Defeated and desperate, Mariah went to the last place on her list. The place she’d dreaded the most after deciding to come to Marlowe. She took her time walking there, telling herself it was a lost cause, though truthfully she was just scared shitless.
She stopped in front of a nondescript house, looking much worse than the picture from killwithathrill.com. It had been uninhabited for many years. A house that oozed dread the moment you laid eyes on it.
The former Ashton residence.
Like the hotel, the windows and doors had been boarded up, but even from the street she could see it was a hack job. There were several spots where the wood had loosened. Like the house itself would never remain sealed.
Like it begged whoever was stupid enough to come here to step inside.
She checked her phone. Still no messages. She’d been using it as a flashlight and her battery had drained to ten percent. She wasn’t sure how long it would last. In the distance, the sky was turning pink. Morning wasn’t far off, though she didn’t think much light would shine in that house, not even if she tore away every last board.
You can do this. You can step into that place, where a maniac was born and raised, and
you can look through the rooms where he dreamt of killing. You can do this because you love your sister and she’s been through more than anyone deserves. You owe her that much. You owe Scott that much.
She stepped through the yard. The grass had not been cut for a long time. She wasn’t certain who was in charge, perhaps the city since the home had foreclosed, but she didn’t blame them for hesitating to come here. The long blades reminded her of claws or teeth or both.
She forced herself to grow tunnel vision as she ascended the front steps, each of them creaking and moaning. She found the loosest of the boards and tore them away just as she’d done earlier. She looked back once, hoping for a cop car, but Marlowe was just as abandoned as ever.
She tossed the boards into a pile until the space was big enough to enter.
She stepped inside, holding her breath. Listening closely for anything that might have breathed. In her mind, every nook and cranny swam with life but it wasn’t Ivy hiding in the shadows.
She checked the kitchen, the dining room. Nothing. They were decrepit, filled to the brim with dust. Her pulse sped, like she was being watched from every angle, but she saw no evidence.
In the living room, she was just about to climb the steps when a noise caught her attention. She spun around, certain something stood just behind her. The noise had not come from this floor or the one above.

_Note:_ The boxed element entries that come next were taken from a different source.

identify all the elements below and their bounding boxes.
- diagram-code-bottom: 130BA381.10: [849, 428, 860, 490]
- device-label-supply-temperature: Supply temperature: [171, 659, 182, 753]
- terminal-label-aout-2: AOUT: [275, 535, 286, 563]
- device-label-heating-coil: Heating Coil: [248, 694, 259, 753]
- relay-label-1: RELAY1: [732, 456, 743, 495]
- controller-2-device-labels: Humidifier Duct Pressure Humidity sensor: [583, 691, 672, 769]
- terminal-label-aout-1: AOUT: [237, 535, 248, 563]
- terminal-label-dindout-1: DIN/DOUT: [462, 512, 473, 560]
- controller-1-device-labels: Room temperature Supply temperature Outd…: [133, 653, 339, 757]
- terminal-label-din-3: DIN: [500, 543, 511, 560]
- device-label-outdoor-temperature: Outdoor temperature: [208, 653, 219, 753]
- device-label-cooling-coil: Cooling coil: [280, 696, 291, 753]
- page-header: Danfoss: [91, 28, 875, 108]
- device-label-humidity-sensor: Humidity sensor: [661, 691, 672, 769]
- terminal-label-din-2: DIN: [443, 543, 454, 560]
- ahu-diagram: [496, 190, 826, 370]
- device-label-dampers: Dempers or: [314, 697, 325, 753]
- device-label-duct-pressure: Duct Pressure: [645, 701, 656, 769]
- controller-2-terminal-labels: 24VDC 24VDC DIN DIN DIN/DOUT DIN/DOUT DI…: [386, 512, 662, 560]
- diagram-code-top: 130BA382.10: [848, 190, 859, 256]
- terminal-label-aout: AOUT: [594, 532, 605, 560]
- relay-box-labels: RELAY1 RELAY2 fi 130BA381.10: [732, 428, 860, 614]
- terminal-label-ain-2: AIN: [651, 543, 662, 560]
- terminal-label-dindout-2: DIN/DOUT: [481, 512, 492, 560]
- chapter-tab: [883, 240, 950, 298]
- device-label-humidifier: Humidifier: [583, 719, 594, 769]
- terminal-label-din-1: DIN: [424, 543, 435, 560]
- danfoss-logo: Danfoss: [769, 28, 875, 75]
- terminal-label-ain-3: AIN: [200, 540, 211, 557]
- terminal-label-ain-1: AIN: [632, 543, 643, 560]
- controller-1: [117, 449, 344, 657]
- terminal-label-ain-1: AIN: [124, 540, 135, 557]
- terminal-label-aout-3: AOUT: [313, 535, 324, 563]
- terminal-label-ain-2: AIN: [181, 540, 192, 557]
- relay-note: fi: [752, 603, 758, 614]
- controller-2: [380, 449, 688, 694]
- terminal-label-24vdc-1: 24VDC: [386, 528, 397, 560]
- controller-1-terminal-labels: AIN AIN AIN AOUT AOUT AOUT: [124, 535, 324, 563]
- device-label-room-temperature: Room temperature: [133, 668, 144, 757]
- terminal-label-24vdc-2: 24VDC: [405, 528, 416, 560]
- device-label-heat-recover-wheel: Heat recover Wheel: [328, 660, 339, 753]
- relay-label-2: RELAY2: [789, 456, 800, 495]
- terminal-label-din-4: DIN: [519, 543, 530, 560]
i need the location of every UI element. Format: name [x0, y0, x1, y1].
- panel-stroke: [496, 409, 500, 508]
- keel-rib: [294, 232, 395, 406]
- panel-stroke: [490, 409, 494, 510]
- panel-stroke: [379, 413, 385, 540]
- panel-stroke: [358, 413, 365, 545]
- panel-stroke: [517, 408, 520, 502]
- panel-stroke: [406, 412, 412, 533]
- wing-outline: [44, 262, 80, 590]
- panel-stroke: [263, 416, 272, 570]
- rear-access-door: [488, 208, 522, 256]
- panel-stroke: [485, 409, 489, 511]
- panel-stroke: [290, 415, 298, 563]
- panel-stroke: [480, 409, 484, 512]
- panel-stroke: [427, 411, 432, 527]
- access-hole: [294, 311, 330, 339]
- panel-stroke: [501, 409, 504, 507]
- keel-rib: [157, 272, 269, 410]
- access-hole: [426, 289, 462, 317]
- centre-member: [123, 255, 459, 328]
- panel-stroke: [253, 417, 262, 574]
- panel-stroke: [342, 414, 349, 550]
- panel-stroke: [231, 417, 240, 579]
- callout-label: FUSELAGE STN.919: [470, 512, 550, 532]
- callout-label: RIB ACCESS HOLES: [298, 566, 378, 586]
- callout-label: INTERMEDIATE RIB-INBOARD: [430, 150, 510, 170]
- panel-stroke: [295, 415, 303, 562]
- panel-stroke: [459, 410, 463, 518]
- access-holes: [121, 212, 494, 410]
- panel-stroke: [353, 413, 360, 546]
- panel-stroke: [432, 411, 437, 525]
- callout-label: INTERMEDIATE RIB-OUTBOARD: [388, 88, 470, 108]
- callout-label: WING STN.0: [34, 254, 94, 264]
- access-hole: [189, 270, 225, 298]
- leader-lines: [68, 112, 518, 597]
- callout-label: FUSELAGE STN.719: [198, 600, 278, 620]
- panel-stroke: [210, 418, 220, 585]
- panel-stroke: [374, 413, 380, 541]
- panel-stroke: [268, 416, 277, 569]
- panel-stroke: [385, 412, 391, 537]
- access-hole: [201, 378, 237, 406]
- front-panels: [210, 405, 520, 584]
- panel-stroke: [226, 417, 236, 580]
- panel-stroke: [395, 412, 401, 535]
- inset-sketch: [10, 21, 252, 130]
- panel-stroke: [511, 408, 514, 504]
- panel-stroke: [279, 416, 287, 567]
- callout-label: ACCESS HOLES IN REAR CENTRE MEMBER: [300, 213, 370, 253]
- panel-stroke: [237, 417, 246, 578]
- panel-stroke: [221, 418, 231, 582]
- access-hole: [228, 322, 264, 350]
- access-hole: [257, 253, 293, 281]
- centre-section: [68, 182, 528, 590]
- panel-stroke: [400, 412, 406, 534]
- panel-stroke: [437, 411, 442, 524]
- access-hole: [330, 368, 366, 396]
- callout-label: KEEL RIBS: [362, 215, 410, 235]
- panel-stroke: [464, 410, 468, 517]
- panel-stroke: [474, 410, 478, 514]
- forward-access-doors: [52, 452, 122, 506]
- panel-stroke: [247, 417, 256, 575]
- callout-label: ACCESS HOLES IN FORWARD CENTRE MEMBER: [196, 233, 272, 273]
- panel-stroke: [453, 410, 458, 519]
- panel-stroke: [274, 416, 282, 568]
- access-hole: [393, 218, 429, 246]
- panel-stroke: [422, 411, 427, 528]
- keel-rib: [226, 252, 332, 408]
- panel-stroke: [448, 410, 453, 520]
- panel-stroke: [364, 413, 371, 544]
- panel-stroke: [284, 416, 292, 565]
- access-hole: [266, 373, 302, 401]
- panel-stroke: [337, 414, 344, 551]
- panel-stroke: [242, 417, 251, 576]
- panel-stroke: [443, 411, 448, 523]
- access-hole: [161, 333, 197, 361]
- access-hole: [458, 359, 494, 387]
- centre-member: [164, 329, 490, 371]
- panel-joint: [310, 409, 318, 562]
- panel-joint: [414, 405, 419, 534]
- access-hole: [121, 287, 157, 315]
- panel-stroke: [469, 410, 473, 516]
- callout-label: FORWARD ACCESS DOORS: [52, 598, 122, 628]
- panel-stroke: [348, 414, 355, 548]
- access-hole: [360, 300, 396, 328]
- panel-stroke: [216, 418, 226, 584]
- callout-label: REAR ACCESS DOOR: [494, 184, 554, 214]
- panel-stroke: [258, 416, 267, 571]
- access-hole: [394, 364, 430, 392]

It came from the door to her left.
The basement.
She shook her head. No way in hell. Ivy may have been sick, may have had a list of mental health issues, but she wasn’t dumb enough to go down there.
Was she?
Mariah held in a gasp. She would never know for sure if she didn’t check. And she wanted to make sure she never had to come here again. She touched the knob, cold like ice, and turned it. With the door open, she covered her nose against the smell of mold. She sensed a presence down there.
Whatever it was sounded large. She thought she heard it aspirating. Perhaps an animal had snuck through a broken window and was dying in the darkness. She steadied her hand, shining the pitiful light down the stairs. It lit only a few feet in front of her, did nothing for the shadows below.